Amazon deal with Legislature a ‘classic compromise’


The deal struck between the California Legislature and late Friday was a “classic compromise,” even though it would deprive the state treasury of an estimated $200 million in sorely needed revenue, according to Senate President Pro Tem Darrell Steinberg (D-Sacramento.)

The truce was reached after days of intense negotiations and will allow the giant Internet retailer to wait until at least September 2012 to collect sales taxes from its California customers. Although the state Senate and Assembly overwhelmingly approved the bill, it awaits the signature of Gov. Jerry Brown, who has not said which way he’s leaning.

State lawmakers earlier this year passed what some dubbed the “Amazon tax” requiring online retailers with subsidiaries in California to collect sales taxes from their Golden State customers. But instead of complying with that measure, which took effect July 1, Seattle-based Amazon chose to fight. It has spent millions on a signature-gathering effort to get the issue on the ballot next June, betting that California voters would overturn the current law.


The deal approved Friday would permit Amazon to delay collecting taxes until Sept. 15, 2012, unless Congress first passes legislation setting a national standard, something that Amazon has been pushing for. A federal law would end squabbling now occurring in dozens of states over whether and how to make online merchants follow the same rules as the big bricks-and-mortar chains.

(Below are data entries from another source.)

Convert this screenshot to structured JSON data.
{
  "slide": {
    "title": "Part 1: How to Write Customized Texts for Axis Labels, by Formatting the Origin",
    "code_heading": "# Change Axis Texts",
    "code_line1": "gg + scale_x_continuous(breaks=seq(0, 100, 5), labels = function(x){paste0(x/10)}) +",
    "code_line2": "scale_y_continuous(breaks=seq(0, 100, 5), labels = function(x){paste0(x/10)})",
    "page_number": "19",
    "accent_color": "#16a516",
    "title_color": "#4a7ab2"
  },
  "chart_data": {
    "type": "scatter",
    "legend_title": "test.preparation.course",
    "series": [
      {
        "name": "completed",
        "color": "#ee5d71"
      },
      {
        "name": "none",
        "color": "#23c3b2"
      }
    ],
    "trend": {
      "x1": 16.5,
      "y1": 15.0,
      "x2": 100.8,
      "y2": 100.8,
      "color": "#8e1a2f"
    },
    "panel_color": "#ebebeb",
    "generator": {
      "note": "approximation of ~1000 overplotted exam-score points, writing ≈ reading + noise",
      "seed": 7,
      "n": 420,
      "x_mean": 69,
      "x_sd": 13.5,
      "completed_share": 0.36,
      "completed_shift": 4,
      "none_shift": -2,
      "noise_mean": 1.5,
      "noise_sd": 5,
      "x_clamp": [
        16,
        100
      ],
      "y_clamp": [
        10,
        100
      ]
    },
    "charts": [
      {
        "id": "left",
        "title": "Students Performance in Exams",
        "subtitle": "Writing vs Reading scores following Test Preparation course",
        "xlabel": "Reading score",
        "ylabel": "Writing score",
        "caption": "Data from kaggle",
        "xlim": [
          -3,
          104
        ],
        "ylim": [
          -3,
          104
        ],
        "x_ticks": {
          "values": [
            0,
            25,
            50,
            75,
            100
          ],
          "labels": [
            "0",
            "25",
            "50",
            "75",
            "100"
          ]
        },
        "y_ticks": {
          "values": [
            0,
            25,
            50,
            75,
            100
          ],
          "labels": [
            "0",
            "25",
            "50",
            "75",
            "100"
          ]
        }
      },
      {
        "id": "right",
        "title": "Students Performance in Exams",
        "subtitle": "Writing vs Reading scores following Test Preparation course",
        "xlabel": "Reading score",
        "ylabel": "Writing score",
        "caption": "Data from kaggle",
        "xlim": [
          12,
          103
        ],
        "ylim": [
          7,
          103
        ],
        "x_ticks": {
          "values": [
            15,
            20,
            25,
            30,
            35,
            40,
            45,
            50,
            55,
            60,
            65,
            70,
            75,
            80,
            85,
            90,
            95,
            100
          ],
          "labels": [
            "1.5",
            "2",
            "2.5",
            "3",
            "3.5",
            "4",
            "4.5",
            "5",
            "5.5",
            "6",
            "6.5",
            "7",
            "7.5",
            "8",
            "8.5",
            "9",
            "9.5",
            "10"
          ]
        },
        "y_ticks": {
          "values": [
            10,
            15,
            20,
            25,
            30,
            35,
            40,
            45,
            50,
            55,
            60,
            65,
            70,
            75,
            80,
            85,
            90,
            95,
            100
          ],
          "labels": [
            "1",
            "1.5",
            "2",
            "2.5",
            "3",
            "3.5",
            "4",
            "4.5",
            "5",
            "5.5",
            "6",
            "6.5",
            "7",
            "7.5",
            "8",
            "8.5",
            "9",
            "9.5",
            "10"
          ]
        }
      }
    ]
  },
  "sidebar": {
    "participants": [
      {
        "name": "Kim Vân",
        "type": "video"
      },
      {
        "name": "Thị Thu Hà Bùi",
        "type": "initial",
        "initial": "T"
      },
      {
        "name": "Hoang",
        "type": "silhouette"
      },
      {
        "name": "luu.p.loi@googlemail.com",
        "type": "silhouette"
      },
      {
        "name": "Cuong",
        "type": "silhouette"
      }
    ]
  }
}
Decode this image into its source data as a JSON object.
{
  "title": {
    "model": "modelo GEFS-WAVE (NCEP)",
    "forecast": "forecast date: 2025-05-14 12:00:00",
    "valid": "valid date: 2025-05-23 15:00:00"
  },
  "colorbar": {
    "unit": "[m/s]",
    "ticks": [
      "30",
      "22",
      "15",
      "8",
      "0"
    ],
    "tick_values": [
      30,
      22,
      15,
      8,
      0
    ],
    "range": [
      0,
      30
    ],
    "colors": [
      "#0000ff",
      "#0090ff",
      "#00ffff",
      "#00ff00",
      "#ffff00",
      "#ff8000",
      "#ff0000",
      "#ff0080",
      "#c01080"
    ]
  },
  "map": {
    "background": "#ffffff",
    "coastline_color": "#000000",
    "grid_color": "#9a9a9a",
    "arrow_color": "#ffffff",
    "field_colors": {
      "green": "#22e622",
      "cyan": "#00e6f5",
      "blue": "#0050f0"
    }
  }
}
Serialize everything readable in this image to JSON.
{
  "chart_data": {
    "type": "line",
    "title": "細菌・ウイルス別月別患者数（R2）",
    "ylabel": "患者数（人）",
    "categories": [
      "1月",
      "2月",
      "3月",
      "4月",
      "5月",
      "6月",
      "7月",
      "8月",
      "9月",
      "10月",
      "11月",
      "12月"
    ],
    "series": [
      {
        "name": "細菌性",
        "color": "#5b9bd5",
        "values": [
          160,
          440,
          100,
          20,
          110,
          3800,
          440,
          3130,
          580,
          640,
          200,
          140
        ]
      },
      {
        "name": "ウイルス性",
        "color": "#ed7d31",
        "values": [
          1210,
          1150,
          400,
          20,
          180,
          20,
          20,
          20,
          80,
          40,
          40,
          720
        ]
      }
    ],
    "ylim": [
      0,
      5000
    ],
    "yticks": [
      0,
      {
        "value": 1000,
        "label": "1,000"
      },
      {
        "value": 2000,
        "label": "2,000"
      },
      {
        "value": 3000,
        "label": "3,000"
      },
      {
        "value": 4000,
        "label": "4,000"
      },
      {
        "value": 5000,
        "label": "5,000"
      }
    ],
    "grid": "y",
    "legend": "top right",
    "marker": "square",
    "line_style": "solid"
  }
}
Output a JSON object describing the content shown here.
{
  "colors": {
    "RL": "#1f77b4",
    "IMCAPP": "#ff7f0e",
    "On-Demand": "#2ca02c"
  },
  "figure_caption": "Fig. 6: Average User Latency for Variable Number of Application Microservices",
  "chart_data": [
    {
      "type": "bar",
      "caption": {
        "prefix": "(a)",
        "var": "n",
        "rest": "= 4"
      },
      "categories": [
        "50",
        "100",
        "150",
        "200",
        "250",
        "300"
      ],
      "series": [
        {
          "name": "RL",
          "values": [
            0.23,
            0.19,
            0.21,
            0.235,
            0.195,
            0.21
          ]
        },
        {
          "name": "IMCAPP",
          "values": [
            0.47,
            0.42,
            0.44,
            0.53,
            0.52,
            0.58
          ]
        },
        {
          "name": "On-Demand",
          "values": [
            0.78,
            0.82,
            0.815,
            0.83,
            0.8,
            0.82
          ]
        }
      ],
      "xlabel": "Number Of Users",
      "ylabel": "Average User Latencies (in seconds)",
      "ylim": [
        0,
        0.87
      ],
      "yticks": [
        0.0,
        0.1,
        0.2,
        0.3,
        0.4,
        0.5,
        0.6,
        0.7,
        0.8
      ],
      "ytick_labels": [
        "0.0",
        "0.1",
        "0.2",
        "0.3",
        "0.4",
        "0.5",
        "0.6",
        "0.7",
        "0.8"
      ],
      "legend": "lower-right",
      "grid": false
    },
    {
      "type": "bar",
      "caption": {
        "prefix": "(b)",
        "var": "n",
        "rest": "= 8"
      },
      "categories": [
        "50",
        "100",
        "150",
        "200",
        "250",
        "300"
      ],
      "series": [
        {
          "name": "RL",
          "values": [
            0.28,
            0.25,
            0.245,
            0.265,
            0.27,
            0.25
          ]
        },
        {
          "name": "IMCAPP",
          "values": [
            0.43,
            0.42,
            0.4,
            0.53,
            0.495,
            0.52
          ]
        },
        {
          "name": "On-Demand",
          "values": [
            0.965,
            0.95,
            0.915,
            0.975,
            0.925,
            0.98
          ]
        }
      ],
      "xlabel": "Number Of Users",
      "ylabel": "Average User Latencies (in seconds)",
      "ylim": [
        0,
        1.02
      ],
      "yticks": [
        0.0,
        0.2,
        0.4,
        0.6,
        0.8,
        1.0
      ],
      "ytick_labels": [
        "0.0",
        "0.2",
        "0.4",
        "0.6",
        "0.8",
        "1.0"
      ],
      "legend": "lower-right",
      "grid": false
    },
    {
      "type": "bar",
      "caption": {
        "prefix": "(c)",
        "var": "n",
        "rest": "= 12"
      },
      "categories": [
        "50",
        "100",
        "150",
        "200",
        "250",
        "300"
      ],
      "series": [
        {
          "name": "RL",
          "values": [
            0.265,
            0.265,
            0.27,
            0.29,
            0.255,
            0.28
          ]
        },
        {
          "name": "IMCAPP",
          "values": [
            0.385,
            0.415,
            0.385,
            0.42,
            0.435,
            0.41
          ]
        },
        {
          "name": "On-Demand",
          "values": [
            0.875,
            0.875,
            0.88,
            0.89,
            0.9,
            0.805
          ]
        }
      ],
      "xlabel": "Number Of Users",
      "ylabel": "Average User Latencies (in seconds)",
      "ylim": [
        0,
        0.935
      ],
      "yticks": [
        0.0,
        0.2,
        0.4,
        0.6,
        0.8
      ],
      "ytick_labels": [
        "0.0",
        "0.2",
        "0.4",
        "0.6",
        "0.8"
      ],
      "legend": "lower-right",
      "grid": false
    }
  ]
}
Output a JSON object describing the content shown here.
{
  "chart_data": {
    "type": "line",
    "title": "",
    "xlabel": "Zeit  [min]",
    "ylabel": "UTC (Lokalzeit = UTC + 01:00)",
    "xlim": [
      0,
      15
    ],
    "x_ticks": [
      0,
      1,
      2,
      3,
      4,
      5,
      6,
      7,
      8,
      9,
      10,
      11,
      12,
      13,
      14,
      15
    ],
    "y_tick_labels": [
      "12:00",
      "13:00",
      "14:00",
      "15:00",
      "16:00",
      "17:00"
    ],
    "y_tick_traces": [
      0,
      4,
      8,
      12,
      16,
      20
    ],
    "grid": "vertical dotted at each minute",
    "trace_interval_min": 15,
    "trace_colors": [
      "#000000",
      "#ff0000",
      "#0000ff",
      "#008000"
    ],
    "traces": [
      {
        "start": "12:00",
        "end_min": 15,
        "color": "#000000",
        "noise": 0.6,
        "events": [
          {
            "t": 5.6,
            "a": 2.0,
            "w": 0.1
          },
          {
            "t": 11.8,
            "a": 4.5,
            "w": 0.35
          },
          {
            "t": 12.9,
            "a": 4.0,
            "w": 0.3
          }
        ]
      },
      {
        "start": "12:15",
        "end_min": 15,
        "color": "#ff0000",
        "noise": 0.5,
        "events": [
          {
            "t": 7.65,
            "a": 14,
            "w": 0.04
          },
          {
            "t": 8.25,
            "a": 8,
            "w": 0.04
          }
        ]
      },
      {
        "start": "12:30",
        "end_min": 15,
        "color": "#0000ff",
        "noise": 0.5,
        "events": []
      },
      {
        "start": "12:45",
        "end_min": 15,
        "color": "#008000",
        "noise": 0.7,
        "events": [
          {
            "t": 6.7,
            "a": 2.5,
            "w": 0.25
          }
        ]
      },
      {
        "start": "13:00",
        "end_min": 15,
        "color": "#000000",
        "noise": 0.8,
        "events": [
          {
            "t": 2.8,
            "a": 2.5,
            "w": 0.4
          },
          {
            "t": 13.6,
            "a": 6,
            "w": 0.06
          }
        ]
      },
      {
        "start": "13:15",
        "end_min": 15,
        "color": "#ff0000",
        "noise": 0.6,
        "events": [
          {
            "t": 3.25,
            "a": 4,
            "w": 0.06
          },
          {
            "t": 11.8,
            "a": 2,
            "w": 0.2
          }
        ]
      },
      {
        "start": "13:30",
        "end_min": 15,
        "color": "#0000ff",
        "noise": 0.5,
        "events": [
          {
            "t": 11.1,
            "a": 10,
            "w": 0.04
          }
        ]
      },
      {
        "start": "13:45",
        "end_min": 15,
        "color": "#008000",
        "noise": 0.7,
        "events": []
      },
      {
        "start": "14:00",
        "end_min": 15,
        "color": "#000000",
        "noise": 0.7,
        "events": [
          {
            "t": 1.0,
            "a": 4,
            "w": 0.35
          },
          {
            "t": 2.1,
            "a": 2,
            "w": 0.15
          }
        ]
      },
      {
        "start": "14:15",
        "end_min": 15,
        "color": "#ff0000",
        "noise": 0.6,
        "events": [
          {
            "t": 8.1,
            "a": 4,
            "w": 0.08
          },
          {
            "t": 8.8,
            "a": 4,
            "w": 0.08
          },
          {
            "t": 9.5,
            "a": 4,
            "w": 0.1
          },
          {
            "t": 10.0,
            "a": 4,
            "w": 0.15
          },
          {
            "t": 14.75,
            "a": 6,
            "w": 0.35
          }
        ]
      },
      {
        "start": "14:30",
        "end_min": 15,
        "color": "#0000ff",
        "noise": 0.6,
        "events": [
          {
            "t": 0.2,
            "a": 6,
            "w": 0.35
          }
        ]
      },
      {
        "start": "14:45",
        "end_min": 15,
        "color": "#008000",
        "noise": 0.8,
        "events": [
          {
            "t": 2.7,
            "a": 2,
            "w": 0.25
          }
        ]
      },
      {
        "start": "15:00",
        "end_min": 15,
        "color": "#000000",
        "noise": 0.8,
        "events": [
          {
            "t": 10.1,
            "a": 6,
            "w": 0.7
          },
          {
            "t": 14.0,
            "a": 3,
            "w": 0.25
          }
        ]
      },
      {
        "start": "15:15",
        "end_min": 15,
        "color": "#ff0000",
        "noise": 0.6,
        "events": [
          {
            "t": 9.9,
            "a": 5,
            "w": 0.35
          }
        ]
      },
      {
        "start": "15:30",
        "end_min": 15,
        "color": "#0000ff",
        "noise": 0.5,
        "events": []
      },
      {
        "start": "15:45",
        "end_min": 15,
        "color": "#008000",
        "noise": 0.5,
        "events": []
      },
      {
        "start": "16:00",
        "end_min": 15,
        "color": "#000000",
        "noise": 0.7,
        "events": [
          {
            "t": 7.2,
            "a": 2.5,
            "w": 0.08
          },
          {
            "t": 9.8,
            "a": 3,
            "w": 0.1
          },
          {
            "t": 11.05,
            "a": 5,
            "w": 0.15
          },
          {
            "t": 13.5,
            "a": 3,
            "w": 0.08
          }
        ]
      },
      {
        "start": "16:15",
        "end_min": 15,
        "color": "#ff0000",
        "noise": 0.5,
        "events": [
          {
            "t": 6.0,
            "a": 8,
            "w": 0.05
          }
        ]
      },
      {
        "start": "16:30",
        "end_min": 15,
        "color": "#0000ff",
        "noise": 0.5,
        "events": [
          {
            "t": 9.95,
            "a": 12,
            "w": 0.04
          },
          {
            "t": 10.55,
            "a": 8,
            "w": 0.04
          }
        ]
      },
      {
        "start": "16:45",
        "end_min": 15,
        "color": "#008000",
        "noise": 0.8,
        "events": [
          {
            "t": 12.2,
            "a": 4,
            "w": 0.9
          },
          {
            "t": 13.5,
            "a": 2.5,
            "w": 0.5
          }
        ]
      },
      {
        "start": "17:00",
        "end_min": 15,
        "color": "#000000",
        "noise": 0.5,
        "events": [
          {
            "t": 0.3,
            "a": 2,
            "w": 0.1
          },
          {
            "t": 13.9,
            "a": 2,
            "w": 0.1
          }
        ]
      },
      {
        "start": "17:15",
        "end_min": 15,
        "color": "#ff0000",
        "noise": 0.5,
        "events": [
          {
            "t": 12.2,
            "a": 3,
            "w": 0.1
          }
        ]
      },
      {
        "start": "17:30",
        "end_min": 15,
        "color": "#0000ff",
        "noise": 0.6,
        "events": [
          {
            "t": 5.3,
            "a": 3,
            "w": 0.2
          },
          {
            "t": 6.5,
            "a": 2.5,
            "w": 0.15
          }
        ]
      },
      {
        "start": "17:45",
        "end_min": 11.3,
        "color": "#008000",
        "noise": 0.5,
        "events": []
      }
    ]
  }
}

The legislation “will allow us to continue to work with Congress and the states to obtain a federal resolution to the sales tax issue as soon as possible,” Paul Misener, Amazon vice president for global public policy, said in a statement.

In California, mom-and-pop stores as well as heavyweights such as Wal-Mart Stores Inc. and Target Corp. have long complained about what they view as unfair competition from Amazon and other online competitors. Out-of-state e-commerce businesses don’t charge sales taxes that can amount to as much as 10% in some areas of California.

Amazon contends that it is protected by a 1992 U.S. Supreme Court decision exempting companies without a physical presence in a state from having to collect sales taxes from customers there. But legal experts are split on what that means.

Amazon had sold goods in California through a number of third-party affiliates with facilities in the state, which lawmakers said put Amazon on the hook to collect the taxes. The company canceled those agreements before the original bill took effect.

But both bills also require Amazon to collect sales taxes because it controls companies that operate in California, such as a lab in Silicon Valley that does research and development on the Kindle e-reader and related products.

The compromise bill — AB 155 by Assemblyman Charles Calderon (D-Whittier) — will take effect immediately if Brown signs it and will supersede current state law.

If he doesn’t sign the bill and Amazon continues with its referendum push, its bricks-and-mortar rivals are poised to spend millions on negative advertising portraying the company as depriving the state of revenue and jobs. Still, it’s not clear which way Californians would vote on mandating online sales taxes given the struggling economy.

“Nobody wanted this referendum,” said Lenny Goldberg, executive director of the labor-oriented California Tax Reform Assn., who supports the compromise deal. “There’s a big downside risk for everyone with the referendum. Amazon gets hammered” with bad publicity, “and we could lose” the election.